I've noticed something about a lot of the Hitchens tributes today. A great number of them contain a digression along the lines of, "I disagreed strongly with Hitchens in regards to this or that issue, but..." Indeed, it is probably safe to say that Hitchens is unusual in that even among those of us who had the deepest admiration for him and his opinions and his impossibly sharp prose, virtually all of us had more than one point on which we thought he was not just wrong, but badly wrong, shockingly wrong, dangerously wrong. The Iraq war is the obvious example, but it is only the tip of the iceberg. Scan a few of the obituaries and blog posts and you'll see what I mean. Here is a man who inspired even his dearest friends and most dedicated supporters to voice their differences in a damn eulogy!

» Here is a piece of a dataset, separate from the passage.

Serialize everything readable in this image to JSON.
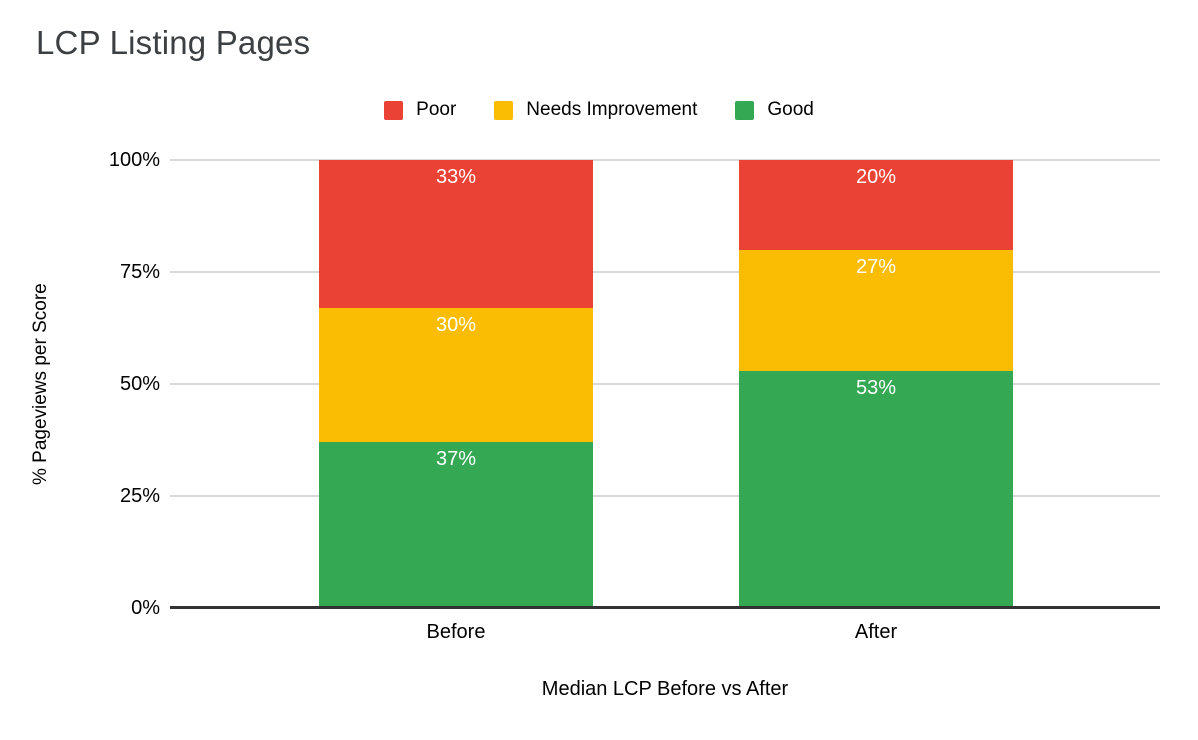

And in a way, this is the best tribute we could pay to a man who so relished an argument, who convincingly defended (whether right or wrong) the most seemingly untenable positions, with a quickness and wit the potency of which was rivaled only by the contents of his ever-present rocks glass. For fuck's sake, by the time Hitchens unleashed his savage takedown of Mother Theresa, the woman was so venerated in our culture that she had become an idiom for unimpeachable goodness ("He's no Mother Theresa, but..."). It helps that in this case Hitchens' criticisms appear to have been largely right on the money, but my god -- who else could possibly possess both the audacity and erudition to have launched such an iconoclastic attack? One cannot separate his rightness in this case from his wrongness on so many other issues. The entire world telling him he was full of shit? A mere trifle to the Hitch.
We have lost not only one of the most astonishing orators and scintillating essayists of our time, we have also lost a man with a unique ability to be gloriously unflappably wrong in the eyes of everyone he respected (and everyone he didn't respect, too). "Conventional wisdom" will sleep easy tonight, I fear.